Learn how to install and configure a database for Data Mining.

8.1.1 About Installation

Oracle Data Mining is a component of the Oracle Advanced Analytics option to Oracle Database Enterprise Edition.

To install Oracle Database, follow the installation instructions for your platform. Choose a Data Warehousing configuration during the installation.

Oracle Data Miner, the graphical user interface to Oracle Data Mining, is an extension to Oracle SQL Developer. Instructions for downloading SQL Developer and installing the Data Miner repository are available on the Oracle Technology Network.

To perform data mining activities, you must be able to log on to the Oracle database, and your user ID must have the database privileges described in Example 8-7.

See Also:

Install and Upgrade page of the Oracle Database online documentation library for your platform-specific installation instructions: http://docs.oracle.com/en/database/database.html

8.1.2 Enabling or Disabling a Database Option

Learn how you can enable or disable Oracle Advanced Analytics option after the installation.

The Oracle Advanced Analytics option is enabled by default during installation of Oracle Database Enterprise Edition.

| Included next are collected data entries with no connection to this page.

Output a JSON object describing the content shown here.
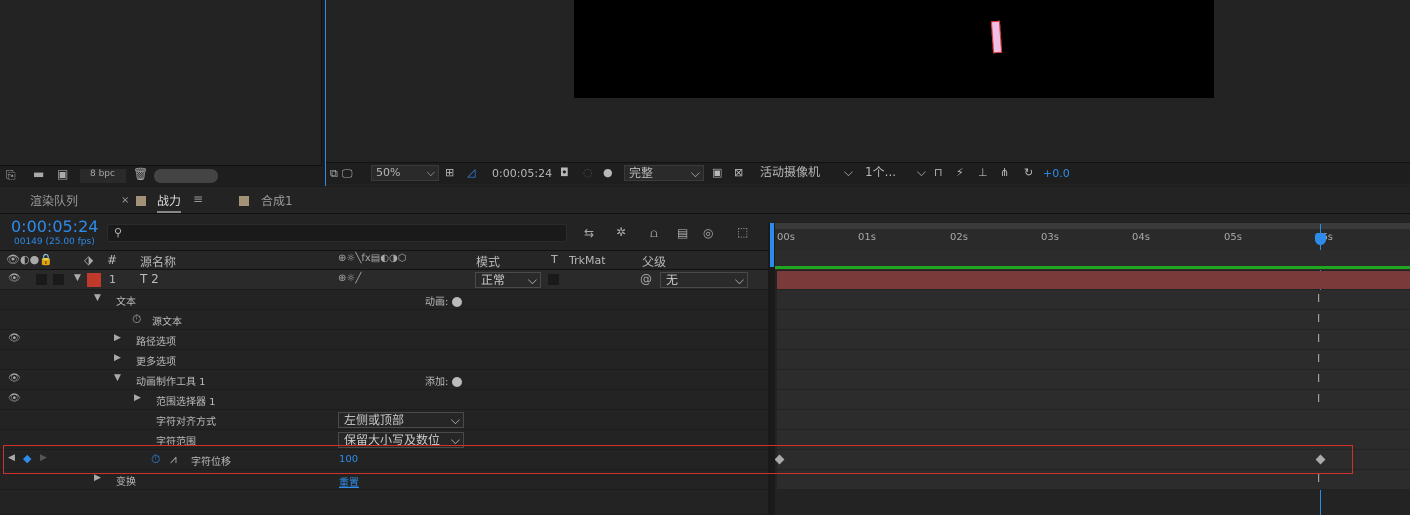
{
  "project": {
    "bpc": "8 bpc"
  },
  "comp_viewer": {
    "zoom": "50%",
    "timecode": "0:00:05:24",
    "resolution": "完整",
    "camera": "活动摄像机",
    "views": "1个...",
    "exposure": "+0.0"
  },
  "tabs": [
    {
      "label": "渲染队列"
    },
    {
      "label": "战力",
      "close": "×",
      "menu": "≡"
    },
    {
      "label": "合成1"
    }
  ],
  "timeline": {
    "timecode": "0:00:05:24",
    "frames_fps": "00149 (25.00 fps)",
    "search_placeholder": "",
    "columns": {
      "hash": "#",
      "source_name": "源名称",
      "mode": "模式",
      "t": "T",
      "trkmat": "TrkMat",
      "parent": "父级"
    },
    "ruler_ticks": [
      "00s",
      "01s",
      "02s",
      "03s",
      "04s",
      "05s",
      "06s"
    ],
    "layer": {
      "index": "1",
      "name": "T 2",
      "mode": "正常",
      "parent": "无"
    },
    "rows": [
      {
        "label": "文本",
        "right": "动画:"
      },
      {
        "label": "源文本"
      },
      {
        "label": "路径选项"
      },
      {
        "label": "更多选项"
      },
      {
        "label": "动画制作工具 1",
        "right": "添加:"
      },
      {
        "label": "范围选择器 1"
      },
      {
        "label": "字符对齐方式",
        "value": "左侧或顶部"
      },
      {
        "label": "字符范围",
        "value": "保留大小写及数位"
      },
      {
        "label": "字符位移",
        "value": "100"
      },
      {
        "label": "变换",
        "value": "重置"
      }
    ]
  },
  "colors": {
    "accent": "#2d8ceb",
    "layer_label": "#c0392b",
    "highlight": "#d0302a"
  }
}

After installation, you can use the command-line utility chopt to enable or disable a database option. For instructions, see "Enabling and Disabling Database Options After Installation" in the installation guide for your platform.

8.1.3 Database Tuning Considerations for Data Mining

Understand the Database tuning considerations for Data Mining.

DBAs managing production databases that support Oracle Data Mining must follow standard administrative practices as described in Oracle Database Administrator’s Guide.

Building data mining models and batch scoring of mining models tend to put a DSS-like workload on the system. Single-row scoring tends to put an OLTP-like workload on the system.

Database memory management can have a major impact on data mining. The correct sizing of Program Global Area (PGA) memory is very important for model building, complex queries, and batch scoring. From a data mining perspective, the System Global Area (SGA) is generally less of a concern. However, the SGA must be sized to accommodate real-time scoring, which loads models into the shared cursor in the SGA. In most cases, you can configure the database to manage memory automatically. To do so, specify the total maximum memory size in the tuning parameter MEMORY_TARGET. With automatic memory management, Oracle Database dynamically exchanges memory between the SGA and the instance PGA as needed to meet processing demands.

Most data mining algorithms can take advantage of parallel execution when it is enabled in the database. Parameters in INIT.ORA control the behavior of parallel execution.